Film is a testament to Mariane Pearl's strength and resolve, but it lacks emotional resonance.

Orange County, CA (USA) -- "A Mighty Heart," based on Mariane Pearl's memoir of the 2002 kidnapping and murder of her husband, Wall Street Journal reporter Daniel Pearl, by Muslim militants, impresses most as a film testament to her rock-solid Buddhist reserve.

<< A MEMOIR: Angelina Jolie portrays Mariane Pearl, who was pregnant when her journalist husband was kidnapped and slain in 2002.

Played by a tanned, kinky-haired Angelina Jolie, she begins the movie as a contented – if somewhat world-weary – pregnant journalist. She ends the movie as a contented – if somewhat world-weary – widowed journalist. Considering the hellish ordeal in between, that's some feat.

It also engenders a fatal numbness in the filmmaking. Director Michael Winterbottom ("The Road to Guantanamo") forgoes any pretense of suspense – Daniel Pearl's death is, to all but the least news-savvy among us, a fait accompli – and instead fashions "A Mighty Heart" as a gritty, politically charged catalog of "moments," with provocative but largely unmoving results.

The story itself is, of course, extraordinary. Early in 2002, with his pregnant wife in tow, Daniel Pearl – investigating the Richard Reid "shoe bomber" case for the Journal – arrives in Pakistan for an arranged meeting with a purported terrorist leader. Jolie's French-accented description of the bustling Pakistani port city of Karachi is particularly foreboding, a place with "so many people, nobody knows how to count."

To Mariane's horror, Daniel – played with easy affability by Dan Futterman ("The Birdcage") – disappears into that humid scrum of humanity, the apparent victim of a premeditated abduction. With artfully erratic, hand-held realism, Winterbottom convincingly portrays the jurisdictional chaos that follows, from a sympathetic Pakistani police captain (Irfan Kahn), an anvil-like FBI agent (Jillian Armenente) and a private American security consultant (Will Patton, perfectly oily).

While images of Daniel – who is Jewish – are cruelly paraded on the Internet with paranoid anti-Semitic rants about his ties to the CIA, the authorities attempt to unravel a fearsome tangle of eyewitness accounts, e-mails and cell phone records to find his whereabouts.

Admittedly, Winterbottom and screenwriter John Orloff ("Band of Brothers") distill potent irony in staging a procedural drama in a land where there's no official procedure. In one bitterly telling scene, Mariane is rendered speechless when the Pakistani interior minister blames Daniel's kidnapping on foreign spies.

But where "A Mighty Heart" should tense up, it often goes slack, with improvised jabber about baby names and table wine.

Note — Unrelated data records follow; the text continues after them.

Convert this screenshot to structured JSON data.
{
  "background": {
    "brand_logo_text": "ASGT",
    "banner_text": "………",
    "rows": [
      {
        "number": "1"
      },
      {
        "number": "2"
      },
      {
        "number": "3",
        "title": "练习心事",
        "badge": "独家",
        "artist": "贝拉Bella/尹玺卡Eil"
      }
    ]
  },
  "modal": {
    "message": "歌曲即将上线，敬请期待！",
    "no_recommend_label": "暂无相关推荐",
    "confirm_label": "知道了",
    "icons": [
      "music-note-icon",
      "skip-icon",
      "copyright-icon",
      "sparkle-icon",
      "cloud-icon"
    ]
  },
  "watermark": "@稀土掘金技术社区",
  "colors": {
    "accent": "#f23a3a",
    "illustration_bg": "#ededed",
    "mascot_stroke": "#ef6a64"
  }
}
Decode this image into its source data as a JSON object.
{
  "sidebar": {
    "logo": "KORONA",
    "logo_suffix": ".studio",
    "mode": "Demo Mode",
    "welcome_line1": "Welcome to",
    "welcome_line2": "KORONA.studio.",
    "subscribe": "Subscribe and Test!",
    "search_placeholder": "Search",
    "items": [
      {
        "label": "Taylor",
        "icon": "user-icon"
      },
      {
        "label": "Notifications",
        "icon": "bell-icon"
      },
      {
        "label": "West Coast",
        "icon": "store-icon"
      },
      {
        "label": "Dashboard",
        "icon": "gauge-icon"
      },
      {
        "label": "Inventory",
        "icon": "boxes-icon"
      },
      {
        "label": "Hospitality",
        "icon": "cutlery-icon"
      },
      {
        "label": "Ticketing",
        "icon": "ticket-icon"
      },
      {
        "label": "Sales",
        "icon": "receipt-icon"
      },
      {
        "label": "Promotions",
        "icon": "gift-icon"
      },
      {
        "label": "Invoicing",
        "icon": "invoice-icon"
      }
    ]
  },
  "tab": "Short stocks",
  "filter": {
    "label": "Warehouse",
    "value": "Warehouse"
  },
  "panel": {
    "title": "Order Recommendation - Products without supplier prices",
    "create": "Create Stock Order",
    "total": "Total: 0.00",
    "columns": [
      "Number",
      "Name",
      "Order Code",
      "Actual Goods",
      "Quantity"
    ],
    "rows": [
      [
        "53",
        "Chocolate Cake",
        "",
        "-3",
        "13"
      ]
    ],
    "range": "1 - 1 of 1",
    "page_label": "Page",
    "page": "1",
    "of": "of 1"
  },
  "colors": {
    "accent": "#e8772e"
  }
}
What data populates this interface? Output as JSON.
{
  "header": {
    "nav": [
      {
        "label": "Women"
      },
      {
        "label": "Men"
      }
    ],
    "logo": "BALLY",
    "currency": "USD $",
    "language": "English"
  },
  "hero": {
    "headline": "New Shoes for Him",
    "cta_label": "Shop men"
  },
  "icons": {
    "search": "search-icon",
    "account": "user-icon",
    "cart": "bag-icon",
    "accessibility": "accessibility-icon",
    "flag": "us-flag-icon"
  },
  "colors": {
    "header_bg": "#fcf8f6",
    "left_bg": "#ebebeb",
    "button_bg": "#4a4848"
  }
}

Jolie – whose willingness to take on international politics was established, tiresomely, in "Beyond Borders" – is afforded one, beautifully unguarded scene of grief, but Mariane ultimately feels like an afterthought, Buddhist mood-lighting.

For Winterbottom, a master of the fourth-wall-demolishing pop comedy ("A Cock and Bull Story," "24 Hour Party People"), this is the latest reminder of his serious side. And inferior side, if current trends hold.